Elizabeth M. Haines, research chemist

Elizabeth M.Haines
Elizabeth M.Haines
Posted: November 26, 2012

Elizabeth M. Haines, 98, a former Moorestown resident and research chemist before women generally landed such jobs, died of heart failure on Nov. 8 at Medford Leas, a retirement community where she had lived for 28 years.

Mrs. Haines was one of the first women to work for the DuPont Co. as a research chemist.

She was descended from William Matlack, who landed in Burlington in 1677. He became a farmer and landowner with a wife and nine children.

Born in a home on Moorestown's Main Street in 1914, Mrs. Haines told family she could recall the predawn procession of horse-drawn farm wagons, laden with tomatoes, en route to the Campbell Soup Co. factory in Camden.

She attended Moorestown Friends School through ninth grade, and graduated from Westtown School in 1931. She went on to earn bachelor's and master's degrees in chemistry from Mount Holyoke College in 1935 and 1937.
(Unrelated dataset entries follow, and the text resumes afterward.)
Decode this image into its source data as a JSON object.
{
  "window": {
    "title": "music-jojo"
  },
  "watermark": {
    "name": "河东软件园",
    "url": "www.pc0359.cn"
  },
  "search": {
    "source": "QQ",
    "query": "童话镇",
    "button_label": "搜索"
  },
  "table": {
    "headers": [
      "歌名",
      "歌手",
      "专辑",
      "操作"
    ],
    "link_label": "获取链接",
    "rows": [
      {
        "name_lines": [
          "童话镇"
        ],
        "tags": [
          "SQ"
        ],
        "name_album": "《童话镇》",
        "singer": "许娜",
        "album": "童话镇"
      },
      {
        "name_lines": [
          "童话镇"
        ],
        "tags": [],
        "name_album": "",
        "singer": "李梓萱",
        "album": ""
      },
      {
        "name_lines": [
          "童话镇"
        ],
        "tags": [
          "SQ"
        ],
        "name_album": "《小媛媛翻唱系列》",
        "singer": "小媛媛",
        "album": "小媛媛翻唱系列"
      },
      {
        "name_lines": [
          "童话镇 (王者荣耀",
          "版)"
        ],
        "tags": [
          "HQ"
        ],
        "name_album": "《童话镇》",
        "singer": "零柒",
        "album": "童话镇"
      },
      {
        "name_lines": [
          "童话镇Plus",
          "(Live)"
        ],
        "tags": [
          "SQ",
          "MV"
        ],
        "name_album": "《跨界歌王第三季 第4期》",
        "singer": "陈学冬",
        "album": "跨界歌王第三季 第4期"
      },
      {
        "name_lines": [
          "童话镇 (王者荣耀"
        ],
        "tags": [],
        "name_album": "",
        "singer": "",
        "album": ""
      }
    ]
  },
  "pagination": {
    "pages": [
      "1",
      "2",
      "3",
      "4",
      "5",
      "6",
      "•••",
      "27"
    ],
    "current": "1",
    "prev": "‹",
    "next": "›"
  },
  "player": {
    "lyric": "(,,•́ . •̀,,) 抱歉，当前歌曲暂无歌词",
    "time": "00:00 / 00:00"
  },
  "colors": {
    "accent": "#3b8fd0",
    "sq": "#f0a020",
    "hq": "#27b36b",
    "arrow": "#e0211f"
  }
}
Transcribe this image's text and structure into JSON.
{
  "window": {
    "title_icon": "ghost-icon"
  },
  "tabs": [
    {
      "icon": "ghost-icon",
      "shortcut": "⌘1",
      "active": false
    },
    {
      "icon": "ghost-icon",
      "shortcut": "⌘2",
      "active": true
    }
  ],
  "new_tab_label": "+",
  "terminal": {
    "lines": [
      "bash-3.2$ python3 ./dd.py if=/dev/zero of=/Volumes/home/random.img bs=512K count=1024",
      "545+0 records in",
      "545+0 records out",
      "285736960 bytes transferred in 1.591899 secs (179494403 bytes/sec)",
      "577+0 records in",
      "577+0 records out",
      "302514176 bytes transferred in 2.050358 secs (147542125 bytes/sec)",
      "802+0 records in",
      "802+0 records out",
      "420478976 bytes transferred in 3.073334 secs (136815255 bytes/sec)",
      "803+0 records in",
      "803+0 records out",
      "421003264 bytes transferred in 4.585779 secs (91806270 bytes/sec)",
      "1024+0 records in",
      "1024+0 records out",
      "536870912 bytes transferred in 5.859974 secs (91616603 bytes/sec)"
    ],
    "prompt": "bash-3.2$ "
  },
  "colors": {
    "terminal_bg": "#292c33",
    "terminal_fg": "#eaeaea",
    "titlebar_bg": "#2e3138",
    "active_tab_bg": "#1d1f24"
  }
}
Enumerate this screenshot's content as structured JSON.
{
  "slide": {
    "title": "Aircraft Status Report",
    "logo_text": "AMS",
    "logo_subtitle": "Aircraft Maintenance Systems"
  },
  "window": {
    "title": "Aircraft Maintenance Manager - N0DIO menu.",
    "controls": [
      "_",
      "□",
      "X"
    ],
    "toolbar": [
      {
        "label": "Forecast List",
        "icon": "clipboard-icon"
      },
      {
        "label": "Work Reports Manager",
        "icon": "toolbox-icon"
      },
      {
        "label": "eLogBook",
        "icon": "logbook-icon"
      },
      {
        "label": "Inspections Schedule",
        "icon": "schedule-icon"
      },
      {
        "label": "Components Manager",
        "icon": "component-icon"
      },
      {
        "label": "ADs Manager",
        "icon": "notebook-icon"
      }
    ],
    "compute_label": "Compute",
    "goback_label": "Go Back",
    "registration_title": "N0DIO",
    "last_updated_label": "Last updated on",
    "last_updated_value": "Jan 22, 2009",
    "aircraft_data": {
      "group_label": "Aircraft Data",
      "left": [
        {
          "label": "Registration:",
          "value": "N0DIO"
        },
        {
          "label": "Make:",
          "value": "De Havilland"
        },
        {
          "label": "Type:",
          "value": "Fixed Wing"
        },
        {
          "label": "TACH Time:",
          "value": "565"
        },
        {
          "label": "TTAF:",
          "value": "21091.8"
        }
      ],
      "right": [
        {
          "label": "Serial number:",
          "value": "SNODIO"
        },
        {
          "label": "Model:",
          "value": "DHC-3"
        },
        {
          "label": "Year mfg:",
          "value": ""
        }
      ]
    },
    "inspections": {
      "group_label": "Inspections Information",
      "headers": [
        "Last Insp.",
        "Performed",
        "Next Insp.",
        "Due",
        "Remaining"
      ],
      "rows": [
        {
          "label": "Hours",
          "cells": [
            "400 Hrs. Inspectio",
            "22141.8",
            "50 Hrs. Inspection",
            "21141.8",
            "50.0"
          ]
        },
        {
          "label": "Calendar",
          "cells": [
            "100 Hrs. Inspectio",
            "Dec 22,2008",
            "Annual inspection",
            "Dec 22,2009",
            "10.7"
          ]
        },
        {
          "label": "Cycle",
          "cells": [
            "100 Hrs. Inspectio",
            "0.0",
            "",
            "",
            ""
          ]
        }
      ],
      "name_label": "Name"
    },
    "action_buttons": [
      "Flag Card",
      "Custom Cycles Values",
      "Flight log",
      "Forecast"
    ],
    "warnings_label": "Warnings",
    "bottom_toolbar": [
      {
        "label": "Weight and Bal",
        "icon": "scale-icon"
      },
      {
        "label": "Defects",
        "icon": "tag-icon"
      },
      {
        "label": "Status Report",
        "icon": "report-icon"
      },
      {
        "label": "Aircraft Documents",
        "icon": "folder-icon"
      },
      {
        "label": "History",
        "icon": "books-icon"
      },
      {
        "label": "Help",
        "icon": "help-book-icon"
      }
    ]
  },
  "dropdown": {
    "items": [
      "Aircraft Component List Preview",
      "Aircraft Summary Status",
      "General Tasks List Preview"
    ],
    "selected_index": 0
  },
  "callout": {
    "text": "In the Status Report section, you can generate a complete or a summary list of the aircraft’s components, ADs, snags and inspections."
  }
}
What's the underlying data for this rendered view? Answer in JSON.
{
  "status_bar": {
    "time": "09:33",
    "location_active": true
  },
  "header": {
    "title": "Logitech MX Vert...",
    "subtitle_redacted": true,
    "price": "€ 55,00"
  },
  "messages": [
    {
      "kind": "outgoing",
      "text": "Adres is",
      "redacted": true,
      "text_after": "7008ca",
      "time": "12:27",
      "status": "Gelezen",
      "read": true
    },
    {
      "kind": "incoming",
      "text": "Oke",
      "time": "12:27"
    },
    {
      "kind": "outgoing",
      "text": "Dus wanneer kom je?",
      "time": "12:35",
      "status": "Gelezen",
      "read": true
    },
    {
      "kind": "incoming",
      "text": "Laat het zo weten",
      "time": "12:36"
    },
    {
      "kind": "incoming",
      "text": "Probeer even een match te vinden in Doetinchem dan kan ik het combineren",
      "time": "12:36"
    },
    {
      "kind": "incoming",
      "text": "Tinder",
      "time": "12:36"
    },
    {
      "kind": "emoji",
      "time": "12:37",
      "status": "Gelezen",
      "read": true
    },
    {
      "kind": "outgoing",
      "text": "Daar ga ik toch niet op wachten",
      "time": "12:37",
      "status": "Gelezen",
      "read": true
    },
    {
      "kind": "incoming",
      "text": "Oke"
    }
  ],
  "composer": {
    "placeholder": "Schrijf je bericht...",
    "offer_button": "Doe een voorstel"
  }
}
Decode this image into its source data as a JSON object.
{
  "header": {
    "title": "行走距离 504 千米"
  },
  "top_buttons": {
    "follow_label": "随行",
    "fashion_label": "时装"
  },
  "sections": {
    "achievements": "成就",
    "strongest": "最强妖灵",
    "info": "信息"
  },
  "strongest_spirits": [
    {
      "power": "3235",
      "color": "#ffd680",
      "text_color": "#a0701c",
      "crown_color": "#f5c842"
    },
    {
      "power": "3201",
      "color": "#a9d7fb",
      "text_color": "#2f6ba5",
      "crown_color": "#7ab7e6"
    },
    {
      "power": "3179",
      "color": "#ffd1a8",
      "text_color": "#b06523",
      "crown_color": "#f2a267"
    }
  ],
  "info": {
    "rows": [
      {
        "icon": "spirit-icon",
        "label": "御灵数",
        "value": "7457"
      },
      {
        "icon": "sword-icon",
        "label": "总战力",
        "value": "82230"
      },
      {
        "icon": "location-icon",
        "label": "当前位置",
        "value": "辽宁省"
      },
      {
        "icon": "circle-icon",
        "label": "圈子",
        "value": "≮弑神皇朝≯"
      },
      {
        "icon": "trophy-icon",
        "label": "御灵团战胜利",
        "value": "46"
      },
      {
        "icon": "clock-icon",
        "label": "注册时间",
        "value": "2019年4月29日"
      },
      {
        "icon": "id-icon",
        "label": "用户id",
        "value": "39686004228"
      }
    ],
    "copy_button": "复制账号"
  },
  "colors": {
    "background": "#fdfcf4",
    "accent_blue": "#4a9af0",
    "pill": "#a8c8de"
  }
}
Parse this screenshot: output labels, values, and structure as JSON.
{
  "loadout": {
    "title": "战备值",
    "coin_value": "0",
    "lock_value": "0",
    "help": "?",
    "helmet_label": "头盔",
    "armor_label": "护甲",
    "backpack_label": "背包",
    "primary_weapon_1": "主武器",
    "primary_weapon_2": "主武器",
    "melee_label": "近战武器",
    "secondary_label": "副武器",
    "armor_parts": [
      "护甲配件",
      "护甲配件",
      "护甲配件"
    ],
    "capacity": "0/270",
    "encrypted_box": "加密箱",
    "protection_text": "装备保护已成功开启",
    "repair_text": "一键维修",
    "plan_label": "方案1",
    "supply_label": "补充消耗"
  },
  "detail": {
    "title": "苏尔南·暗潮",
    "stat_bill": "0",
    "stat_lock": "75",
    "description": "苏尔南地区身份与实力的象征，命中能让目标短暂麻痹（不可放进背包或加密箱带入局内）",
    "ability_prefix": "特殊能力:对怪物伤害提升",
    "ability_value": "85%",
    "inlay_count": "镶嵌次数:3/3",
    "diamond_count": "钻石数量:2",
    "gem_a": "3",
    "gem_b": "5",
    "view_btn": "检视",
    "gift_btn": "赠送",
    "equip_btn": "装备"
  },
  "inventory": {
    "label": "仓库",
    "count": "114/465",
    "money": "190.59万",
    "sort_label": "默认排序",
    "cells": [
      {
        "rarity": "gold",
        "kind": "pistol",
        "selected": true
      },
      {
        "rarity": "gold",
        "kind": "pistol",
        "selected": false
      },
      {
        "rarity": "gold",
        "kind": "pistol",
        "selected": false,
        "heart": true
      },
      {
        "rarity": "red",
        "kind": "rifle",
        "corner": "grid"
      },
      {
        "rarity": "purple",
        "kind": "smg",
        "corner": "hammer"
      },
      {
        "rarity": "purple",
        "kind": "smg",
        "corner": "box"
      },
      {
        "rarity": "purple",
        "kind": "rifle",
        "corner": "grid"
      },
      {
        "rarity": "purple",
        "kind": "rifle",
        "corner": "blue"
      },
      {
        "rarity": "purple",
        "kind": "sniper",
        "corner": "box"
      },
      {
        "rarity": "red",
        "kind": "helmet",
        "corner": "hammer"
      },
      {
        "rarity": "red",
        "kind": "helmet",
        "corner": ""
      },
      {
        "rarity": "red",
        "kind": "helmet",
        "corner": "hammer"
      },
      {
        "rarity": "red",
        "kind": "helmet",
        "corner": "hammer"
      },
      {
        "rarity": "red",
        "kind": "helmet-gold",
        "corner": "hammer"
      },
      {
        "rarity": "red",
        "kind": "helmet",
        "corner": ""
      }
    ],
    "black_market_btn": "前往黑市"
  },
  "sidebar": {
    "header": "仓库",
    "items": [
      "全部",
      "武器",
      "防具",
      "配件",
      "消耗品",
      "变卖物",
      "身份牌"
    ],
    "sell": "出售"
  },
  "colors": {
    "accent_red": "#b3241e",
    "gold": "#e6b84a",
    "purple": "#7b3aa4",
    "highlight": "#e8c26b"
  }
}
At that time, society expected women like Mrs. Haines to become a wife and mother and little else, but she was "not one to let grass grow under her feet," said her son, Bruce. She wanted a job.

So in 1937 she became one of the first three women hired by DuPont as a chemist. She researched paint pigments at DuPont's Newark, Del., facility, working on the upper floor.

The building had no women's restroom, she told her family; she would use the men's, or go across the street to another building to use the women's lavatory, she said.

Mrs. Haines married Bernard Haines, a Westtown classmate, in 1941 and turned her attention to homemaking and community service. The two resided in Maple Shade for over 30 years and in Medford for the past 38 years.

A birthright Quaker, she was a 28-year trustee for Moorestown Friends School, and an overseer of Moorestown Friends Meeting for the same period.

"She supported people around personal issues and challenges," acting as an informal counselor, her son said.

She served on the board of the Moorestown Visiting Nurse Association and coordinated the Moorestown Meeting's "Sewing Group." The group repaired clothing for the Material Aid Program of the American Friends Service Committee.

Her family said Mrs. Haines was happiest outdoors, spending weekends in the pines at a cottage along the Rancocas Creek in Medford, and hiking and swimming in Maine. She also enjoyed travel.

Mrs. Haines is one of a few surviving members of "the Westtown Crowd," a group of high school classmates who met for dinner at members' homes nine months a year, starting in 1937. The crowd also held annual house party weekends in Ocean City and Medford.

Surviving, in addition to her son, is another son, Philip; a daughter, Gail; five grandchildren; and three great-grandchildren. Her husband died in 1986 of lung disease.

A memorial service will be at 2 p.m. Saturday, Dec. 1, at Medford Leas.

Contributions may be made to Moorestown Friends School, 110 E. Main St., Moorestown, N.J. 08057.